Bu alanı yol geçen hanı gibi görmemek gerektiğini dile getiren Kuzu, şöyle konuştu:

“Yani önüne gelen bir twit attım kaçtım Maraş’a. Ne güzel, beni bulsun bulabilirse. Böyle bir şey yok. Şu anki yargılamayla alakalı sorunlar var. Niye var. Bu gün yargılamak isterseniz belli bir suç işlemişse hakaret sövme falan Amerika’daki merkezden izin almanız gerekiyor. Bir hayli sıkıntı. Şimdi bununla ilgili yeni bir birim kuruluyor.
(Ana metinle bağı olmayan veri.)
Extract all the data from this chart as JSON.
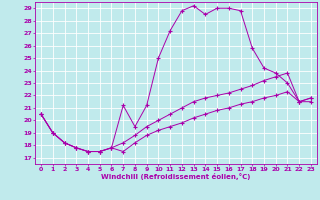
{
  "xlabel": "Windchill (Refroidissement éolien,°C)",
  "bg_color": "#c0eaec",
  "line_color": "#aa00aa",
  "grid_color": "#ffffff",
  "xlim": [
    -0.5,
    23.5
  ],
  "ylim": [
    16.5,
    29.5
  ],
  "yticks": [
    17,
    18,
    19,
    20,
    21,
    22,
    23,
    24,
    25,
    26,
    27,
    28,
    29
  ],
  "xticks": [
    0,
    1,
    2,
    3,
    4,
    5,
    6,
    7,
    8,
    9,
    10,
    11,
    12,
    13,
    14,
    15,
    16,
    17,
    18,
    19,
    20,
    21,
    22,
    23
  ],
  "line1_x": [
    0,
    1,
    2,
    3,
    4,
    5,
    6,
    7,
    8,
    9,
    10,
    11,
    12,
    13,
    14,
    15,
    16,
    17,
    18,
    19,
    20,
    21,
    22,
    23
  ],
  "line1_y": [
    20.5,
    19.0,
    18.2,
    17.8,
    17.5,
    17.5,
    17.8,
    21.2,
    19.5,
    21.2,
    25.0,
    27.2,
    28.8,
    29.2,
    28.5,
    29.0,
    29.0,
    28.8,
    25.8,
    24.2,
    23.8,
    23.0,
    21.5,
    21.5
  ],
  "line2_x": [
    0,
    1,
    2,
    3,
    4,
    5,
    6,
    7,
    8,
    9,
    10,
    11,
    12,
    13,
    14,
    15,
    16,
    17,
    18,
    19,
    20,
    21,
    22,
    23
  ],
  "line2_y": [
    20.5,
    19.0,
    18.2,
    17.8,
    17.5,
    17.5,
    17.8,
    18.2,
    18.8,
    19.5,
    20.0,
    20.5,
    21.0,
    21.5,
    21.8,
    22.0,
    22.2,
    22.5,
    22.8,
    23.2,
    23.5,
    23.8,
    21.5,
    21.8
  ],
  "line3_x": [
    0,
    1,
    2,
    3,
    4,
    5,
    6,
    7,
    8,
    9,
    10,
    11,
    12,
    13,
    14,
    15,
    16,
    17,
    18,
    19,
    20,
    21,
    22,
    23
  ],
  "line3_y": [
    20.5,
    19.0,
    18.2,
    17.8,
    17.5,
    17.5,
    17.8,
    17.5,
    18.2,
    18.8,
    19.2,
    19.5,
    19.8,
    20.2,
    20.5,
    20.8,
    21.0,
    21.3,
    21.5,
    21.8,
    22.0,
    22.3,
    21.5,
    21.8
  ]
}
Diyelim ki insanın özelini mahveden bir görüntü yayınlanıyor. Hemen onu kısa zamanda bununla alakalı birimin el atması ve durdurması gerekiyor. Elbetteki bunun devam etmesi için mahkemenin kararı gerekiyor. O kısa durdurmalarda ben bunu çok önemsiyorum. Bu çok önemli bir husustur. Mesela Deniz Bey’in hadisesi gündeme geldiğinde ben meclisteydim. Saat 13.30 falandı. Ben bizzat şahidim. Sayın Başbakan Binali Bey’i çağırdı, ‘derhal bu rezilliği durdur, hemen’ dedi. Koşarak gitti ama o günün şartları daha zordu tabi. Yani alan sürekli gelişiyor. O açıdan sansürdür, yok o alandaki görüşlerimizin yasaklanmasıdır, ifade özgürlüğünün sınırıdır bence bunlara çok fazla takılmamak lazım. Yani insanların özel hayatı çok önemlidir. Çünkü bir tek onda kalmıyor. O insanı yıprattığın zaman ailesi yıpranıyor, etrafı yıpranıyor, çocukları perişan oluyor. Yani o yüzden o konuda hassas olmamız lazım. Bence konuyu bir sansür bağlamında görmememiz lazım.”